Darth Beyer VXD 3 (Black leather, cherry wood cup) and Darth Beyer v1 (Paduak) - Work of art that are beyond description.

post #14 of 26

semi-ranked list, of headphones I own / have owned (and that I remember enough of to comment on):


Sennheiser HD650 - Comfortable, skilled, alive. Solid bass but not loose or boomy. Lush mids that wrap around you and sooth. articulate highs that don't strain. Good soundstage. relatively pleasing with bad recordings. It does almost everything well, but nothing exceptionally. It's an "8/10" on just about everything. You'll rarely say "oh I've got to hear this song on the 650s!!" but neither will you ever regret putting them on. They're like the most comfortable and well made pair of old sneakers you own, suitable for any activity.


Beyerdynamic DT880 / 600ohm - Articulate, detailed, boisterous (but not to the point of lunacy). Very detailed bass with decent but not exceptional presence. Crystal clear mids reproduced accurately and with great skill, but perhaps without a bit of soul and energy (like a german automobile). Highs must be heard to be believed. They rip right into you, but on the good side of the pleasure/pain fence. Incredibly resolving headphone, will show you your music like you've never heard it before. It will lay everything out in front of (and beside) you like a candy store. It has an incredible ability to liven up muddy recordings without sounding artifical. 


Sennheiser HD580 - Comfortable, entirely competent, boring. These are great cans if you're stepping up from consumer gear, but they're a step below the above two. They have almost all of the skill of the 650s but without the life and soul. If you've never heard the 650s, these cans have all of the same pros and cons, but something was apparently gained by the 650s in two model revisions above the 580s... and that something is the lushness and livelyness. note that they do still rank #3 on my list. They are GOOD, they're just not good enough after you've heard your options.


Sennheiser HD590 - Edgy, lacking refinement, exuberant. Where the 580s is like a student who spent 4 years in college with book learning, the 590s are the guy who spent 4 years after high school in his garage experimenting. They do not have refinement, they do not have the detail, the soundstage, or the seperation that the 580s have, but they've got the soul it's lacking. If all I owned were the 590s and 580s, I'd probably be using the 590s more often.

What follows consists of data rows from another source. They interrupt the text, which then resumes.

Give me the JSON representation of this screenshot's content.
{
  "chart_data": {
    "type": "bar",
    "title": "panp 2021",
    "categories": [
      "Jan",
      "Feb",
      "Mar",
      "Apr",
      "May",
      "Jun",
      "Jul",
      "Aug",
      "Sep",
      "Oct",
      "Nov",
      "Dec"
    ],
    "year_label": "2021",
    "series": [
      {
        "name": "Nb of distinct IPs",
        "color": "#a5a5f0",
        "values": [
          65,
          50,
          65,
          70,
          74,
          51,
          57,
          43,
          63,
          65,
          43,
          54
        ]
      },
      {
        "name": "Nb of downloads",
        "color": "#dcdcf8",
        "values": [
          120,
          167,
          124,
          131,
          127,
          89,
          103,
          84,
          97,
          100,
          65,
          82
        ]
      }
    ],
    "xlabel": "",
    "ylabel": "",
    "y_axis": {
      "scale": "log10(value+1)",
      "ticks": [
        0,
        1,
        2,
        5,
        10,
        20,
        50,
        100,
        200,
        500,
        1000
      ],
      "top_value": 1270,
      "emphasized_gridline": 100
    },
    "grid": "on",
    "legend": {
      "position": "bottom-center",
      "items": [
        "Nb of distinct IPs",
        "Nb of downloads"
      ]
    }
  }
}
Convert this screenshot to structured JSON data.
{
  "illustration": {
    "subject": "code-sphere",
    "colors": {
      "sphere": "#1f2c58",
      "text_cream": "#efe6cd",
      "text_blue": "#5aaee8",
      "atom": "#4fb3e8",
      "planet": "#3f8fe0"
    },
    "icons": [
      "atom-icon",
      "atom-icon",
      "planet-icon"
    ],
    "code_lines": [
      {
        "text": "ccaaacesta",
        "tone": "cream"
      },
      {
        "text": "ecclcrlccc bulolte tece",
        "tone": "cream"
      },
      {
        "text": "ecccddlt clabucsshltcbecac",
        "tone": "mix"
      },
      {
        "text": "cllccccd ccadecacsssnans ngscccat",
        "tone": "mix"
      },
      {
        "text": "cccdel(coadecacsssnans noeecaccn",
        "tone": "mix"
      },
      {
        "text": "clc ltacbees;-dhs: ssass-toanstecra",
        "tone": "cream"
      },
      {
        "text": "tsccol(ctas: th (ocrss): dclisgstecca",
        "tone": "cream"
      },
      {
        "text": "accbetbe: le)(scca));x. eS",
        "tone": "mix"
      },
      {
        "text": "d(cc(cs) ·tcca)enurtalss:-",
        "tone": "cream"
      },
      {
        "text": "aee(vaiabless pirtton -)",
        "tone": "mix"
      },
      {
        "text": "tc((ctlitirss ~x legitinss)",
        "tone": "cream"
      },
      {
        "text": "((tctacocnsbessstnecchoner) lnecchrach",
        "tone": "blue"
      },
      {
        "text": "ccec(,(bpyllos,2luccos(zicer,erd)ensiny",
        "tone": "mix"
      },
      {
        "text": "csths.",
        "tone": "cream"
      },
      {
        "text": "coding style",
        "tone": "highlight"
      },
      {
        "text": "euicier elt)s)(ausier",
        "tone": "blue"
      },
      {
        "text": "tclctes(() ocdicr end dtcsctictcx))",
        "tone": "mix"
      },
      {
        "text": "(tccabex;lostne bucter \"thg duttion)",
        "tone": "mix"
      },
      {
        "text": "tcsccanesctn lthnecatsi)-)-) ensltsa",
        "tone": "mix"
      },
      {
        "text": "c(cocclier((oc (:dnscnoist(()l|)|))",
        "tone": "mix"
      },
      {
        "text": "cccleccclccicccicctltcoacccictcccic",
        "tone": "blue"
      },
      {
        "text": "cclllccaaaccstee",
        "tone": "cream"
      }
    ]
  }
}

Alessandro MS1 - Exciting, fun, great for portable use but lack a bit on the desktop (comparatively speaking). The MS1s are driven perfectly well out of a portable, and pick up little from an amp except perhaps a bit more strength and tightness in the bass region. They are not at home with all music, but they will always try their best to give you a good show. Their detail retrevial is very uneven. if it's in the midrange, they'll have it right up front and ready to love, but if it's in the lows or upper highs, it's way in the back of the sound spectrum. The MS1s are alive though, perhaps more than any other pair of headphones I own. They the drugged up party kid in the club... in the real world tackling random tasks they leave a lot to be desired, but put them in their element and they are kings, full of life and love and they want to share it with you.


Koss KSC50 - good mids, good highs, so-so bass, uncomfortable as all hell. Koss used their famous KSC35 drivers in this. It sounds great for the price, almost on par soundwise with the MS1s, but the bass is horribly inconsistent, depending on how good a "seal" you've got to your ears with these things, and the tigher the seal the worse these things feel on your head. The good part is that if you lose them or crush them, you'll only be out a few bucks and won't feel as bad as if you killed something like the MS1s.

post #15 of 26


I forgot to mention the Koss "High Velocity" headphones of the mid-1970's, which may be the HV-1 model? In any case, I went through at least 6 sets from different stores, and all of them got to buzzing or rattling on one side or another, and got worse after more playing. My ESP-9's also had a defect in the internal cabling, which I fixed by splicing the wire. The experience with the HV's and other experiences with Koss has made me avoid that brand ever since. Too bad, because Koss had better than average sound.